The proudly South African Bain’s Cape Mountain Whisky not only successfully launched in that city recently, but it was also announced that South Africa’s first and only premium, 100% single grain whisky took gold at the 2015 New York International Spirits Competition.
In addition, The James Sedgwick Distillery where Bain’s Cape Mountain Whisky is crafted at the foot of the Bain’s Kloof Pass in Wellington, received the coveted Best International Whisky Distillery of the Year award.
But what makes an award-winning whisky? The finest local grain, yes. Being distilled in column stills and double matured in casks previously used for bourbon for three years, sure. A further 18 to 30 months maturation in fresh casks? Yes, that too.
But there’s more to it than that. The Bain’s story is of a whisky that doesn’t forget its roots, no matter where in the world it’s being savoured. Bain’s pays tribute to Andrew Geddes Bain who helped build the Bain’s Kloof Pass in 1853, and takes its inspiration from the region with its natural beauty, peaks, valleys and wealth of fynbos.

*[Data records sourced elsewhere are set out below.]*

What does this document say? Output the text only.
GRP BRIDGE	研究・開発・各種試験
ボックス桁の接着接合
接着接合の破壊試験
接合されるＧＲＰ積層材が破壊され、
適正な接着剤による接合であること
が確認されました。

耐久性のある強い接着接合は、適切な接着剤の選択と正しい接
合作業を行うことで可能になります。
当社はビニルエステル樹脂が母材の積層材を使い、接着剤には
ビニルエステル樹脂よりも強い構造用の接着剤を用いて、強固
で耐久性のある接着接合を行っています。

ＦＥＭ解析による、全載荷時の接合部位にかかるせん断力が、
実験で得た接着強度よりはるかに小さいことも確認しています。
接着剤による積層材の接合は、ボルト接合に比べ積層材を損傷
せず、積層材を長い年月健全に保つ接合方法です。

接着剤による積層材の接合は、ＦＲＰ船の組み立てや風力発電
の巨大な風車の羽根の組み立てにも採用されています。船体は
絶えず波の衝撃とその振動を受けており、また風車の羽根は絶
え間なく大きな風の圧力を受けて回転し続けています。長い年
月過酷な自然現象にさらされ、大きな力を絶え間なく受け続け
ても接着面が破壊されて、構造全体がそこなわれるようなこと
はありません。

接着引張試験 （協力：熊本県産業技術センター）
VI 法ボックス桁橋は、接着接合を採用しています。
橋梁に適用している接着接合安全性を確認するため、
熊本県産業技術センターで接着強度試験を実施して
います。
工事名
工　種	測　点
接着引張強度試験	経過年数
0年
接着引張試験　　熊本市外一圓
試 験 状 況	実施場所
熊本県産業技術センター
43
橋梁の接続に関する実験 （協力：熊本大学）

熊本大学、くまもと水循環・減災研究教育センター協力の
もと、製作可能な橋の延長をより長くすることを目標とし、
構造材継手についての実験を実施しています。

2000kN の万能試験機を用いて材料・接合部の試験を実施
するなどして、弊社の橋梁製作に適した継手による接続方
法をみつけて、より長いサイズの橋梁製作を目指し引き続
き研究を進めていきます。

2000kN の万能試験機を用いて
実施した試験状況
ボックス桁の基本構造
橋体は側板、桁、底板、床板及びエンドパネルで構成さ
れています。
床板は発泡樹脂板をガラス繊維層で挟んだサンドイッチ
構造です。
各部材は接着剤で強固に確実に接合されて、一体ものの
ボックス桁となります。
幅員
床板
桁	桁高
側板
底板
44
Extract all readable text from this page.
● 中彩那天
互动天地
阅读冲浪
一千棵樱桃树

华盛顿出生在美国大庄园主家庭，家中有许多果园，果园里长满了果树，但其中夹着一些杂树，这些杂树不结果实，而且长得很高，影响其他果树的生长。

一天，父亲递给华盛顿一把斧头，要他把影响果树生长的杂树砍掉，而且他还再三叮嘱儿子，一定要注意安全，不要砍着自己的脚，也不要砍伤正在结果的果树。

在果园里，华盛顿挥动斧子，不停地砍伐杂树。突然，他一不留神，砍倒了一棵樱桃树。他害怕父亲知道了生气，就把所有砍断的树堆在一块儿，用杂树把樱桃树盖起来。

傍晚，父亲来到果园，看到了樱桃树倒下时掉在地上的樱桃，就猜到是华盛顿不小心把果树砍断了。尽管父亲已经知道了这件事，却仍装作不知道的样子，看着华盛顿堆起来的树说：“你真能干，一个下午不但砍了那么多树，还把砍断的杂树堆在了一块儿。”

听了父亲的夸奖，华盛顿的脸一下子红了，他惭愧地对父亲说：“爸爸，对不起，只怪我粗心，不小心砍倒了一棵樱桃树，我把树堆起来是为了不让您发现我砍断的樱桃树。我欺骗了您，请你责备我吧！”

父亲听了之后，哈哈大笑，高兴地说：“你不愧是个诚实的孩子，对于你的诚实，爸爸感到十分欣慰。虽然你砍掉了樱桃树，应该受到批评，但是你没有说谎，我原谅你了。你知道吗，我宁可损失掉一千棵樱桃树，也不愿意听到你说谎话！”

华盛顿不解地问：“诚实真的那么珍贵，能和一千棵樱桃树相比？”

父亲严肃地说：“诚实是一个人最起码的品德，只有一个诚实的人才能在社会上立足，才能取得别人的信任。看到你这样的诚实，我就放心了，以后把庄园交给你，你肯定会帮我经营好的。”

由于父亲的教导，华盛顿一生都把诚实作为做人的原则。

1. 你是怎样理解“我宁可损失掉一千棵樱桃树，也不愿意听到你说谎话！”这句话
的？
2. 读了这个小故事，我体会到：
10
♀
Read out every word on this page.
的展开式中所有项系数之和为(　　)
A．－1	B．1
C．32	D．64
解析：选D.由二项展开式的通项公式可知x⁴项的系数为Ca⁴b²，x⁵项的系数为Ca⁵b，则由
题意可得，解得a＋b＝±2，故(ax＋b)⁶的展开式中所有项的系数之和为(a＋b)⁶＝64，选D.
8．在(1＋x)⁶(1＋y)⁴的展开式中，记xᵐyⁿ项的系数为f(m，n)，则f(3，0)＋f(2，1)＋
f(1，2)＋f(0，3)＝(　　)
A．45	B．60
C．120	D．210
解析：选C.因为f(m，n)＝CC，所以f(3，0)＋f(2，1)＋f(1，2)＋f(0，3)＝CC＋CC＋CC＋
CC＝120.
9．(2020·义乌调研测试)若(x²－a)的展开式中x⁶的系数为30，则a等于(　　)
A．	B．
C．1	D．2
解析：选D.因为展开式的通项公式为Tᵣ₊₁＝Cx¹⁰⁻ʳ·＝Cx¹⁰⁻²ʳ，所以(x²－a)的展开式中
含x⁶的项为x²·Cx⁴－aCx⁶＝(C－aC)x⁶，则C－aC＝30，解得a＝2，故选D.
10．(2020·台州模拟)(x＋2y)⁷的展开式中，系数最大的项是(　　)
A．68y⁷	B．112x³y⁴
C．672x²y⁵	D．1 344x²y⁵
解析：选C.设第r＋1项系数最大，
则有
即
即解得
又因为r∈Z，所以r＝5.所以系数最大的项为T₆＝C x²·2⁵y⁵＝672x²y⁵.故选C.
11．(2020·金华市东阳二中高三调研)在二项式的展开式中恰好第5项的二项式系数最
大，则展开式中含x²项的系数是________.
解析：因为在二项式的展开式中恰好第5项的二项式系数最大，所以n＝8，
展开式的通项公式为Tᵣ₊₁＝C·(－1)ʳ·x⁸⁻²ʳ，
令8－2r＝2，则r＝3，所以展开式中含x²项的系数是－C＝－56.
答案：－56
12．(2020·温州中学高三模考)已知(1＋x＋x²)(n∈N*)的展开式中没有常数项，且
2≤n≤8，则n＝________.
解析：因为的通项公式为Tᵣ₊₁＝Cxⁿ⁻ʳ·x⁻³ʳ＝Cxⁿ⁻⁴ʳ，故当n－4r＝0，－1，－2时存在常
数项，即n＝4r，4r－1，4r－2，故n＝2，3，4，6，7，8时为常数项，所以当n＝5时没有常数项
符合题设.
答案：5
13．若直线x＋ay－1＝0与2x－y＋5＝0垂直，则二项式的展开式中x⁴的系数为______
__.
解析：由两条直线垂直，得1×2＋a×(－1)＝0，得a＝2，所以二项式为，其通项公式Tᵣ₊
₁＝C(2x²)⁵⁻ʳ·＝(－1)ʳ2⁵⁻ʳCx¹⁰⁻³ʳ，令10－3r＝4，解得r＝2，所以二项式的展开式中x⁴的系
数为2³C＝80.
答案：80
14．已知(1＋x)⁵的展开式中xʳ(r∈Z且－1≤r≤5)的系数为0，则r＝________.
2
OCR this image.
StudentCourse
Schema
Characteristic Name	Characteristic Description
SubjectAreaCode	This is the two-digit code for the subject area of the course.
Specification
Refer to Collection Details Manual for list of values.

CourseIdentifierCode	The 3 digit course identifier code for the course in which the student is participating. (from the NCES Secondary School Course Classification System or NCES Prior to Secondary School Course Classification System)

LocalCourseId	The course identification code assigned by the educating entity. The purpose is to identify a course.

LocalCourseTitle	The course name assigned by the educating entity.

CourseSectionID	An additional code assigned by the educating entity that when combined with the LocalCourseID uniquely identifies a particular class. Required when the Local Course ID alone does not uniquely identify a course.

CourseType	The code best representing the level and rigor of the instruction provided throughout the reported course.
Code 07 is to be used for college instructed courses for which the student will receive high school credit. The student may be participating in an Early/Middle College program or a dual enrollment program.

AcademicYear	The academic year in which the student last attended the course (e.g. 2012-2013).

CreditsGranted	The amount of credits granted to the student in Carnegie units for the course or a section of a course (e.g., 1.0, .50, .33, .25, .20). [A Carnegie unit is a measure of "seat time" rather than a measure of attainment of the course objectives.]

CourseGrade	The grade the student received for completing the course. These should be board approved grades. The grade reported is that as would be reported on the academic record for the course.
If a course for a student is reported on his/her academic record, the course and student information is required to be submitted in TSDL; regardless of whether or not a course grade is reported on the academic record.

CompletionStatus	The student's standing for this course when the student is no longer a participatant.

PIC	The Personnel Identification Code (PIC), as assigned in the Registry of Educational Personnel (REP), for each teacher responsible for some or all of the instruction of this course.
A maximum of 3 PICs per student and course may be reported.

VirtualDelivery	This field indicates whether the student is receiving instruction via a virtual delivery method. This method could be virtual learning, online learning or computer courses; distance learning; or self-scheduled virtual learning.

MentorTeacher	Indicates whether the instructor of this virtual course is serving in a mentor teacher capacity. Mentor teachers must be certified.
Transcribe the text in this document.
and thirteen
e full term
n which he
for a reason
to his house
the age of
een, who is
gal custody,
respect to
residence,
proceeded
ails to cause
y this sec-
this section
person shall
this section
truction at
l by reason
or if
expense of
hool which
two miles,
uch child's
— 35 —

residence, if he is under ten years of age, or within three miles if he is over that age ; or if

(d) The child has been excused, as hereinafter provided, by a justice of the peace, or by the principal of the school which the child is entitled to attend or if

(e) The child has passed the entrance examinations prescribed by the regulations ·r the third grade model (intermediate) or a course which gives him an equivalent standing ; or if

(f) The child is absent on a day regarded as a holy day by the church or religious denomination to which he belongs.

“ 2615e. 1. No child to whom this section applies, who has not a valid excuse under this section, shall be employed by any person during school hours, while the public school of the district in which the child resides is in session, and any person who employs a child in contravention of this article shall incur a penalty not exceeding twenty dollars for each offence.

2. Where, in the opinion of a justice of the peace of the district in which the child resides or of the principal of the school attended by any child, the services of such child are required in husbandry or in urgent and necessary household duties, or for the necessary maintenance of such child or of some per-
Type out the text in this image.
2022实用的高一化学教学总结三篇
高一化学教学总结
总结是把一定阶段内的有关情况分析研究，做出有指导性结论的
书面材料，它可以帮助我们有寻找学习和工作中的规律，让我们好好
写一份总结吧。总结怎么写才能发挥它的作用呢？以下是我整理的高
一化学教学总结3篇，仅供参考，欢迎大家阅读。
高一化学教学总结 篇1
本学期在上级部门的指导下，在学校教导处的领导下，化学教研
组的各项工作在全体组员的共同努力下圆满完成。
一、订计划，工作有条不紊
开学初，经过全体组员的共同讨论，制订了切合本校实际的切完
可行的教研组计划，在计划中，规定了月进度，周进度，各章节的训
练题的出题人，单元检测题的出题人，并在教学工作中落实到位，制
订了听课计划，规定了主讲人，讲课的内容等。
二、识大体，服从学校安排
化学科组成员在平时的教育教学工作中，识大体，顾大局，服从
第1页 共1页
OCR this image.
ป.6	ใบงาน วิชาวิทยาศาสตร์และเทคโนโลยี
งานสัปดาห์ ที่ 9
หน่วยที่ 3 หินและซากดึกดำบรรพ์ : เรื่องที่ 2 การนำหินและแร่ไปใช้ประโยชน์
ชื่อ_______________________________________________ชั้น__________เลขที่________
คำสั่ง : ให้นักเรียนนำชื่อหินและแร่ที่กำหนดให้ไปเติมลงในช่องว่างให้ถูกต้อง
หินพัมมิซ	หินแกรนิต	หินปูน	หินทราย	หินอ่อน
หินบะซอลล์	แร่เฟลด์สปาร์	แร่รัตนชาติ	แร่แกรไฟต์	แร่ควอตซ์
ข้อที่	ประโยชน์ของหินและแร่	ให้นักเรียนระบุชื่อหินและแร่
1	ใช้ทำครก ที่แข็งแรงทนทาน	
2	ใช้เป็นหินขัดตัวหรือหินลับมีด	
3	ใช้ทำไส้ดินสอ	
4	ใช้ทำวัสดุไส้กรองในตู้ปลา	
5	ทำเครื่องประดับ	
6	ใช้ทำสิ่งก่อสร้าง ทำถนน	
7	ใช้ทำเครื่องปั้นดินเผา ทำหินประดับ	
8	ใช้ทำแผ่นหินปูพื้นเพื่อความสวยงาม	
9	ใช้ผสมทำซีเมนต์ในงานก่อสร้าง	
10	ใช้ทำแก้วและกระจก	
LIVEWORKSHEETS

And it’s exactly this that gives the local whisky another advantage.
‘Even though Bain’s is driven by style rather than age, the warmer South African climate allows for an accelerated maturation and interaction between spirit and wood. The result is a whisky which portrays maturity and a smoothness at a younger age than most of the Northern Hemisphere producing countries,’ says master distiller Andy Watts.
‘I have been amazed by the interest in South African whisky, the sheer delight when New Yorkers shake my hand, taste Bain’s and declare their astonishment at the exceptional smoothness and quality of our whisky,’ says Watts of the whisky’s triumph in the Big Apple.
Cheers! We’ll certainly drink to that.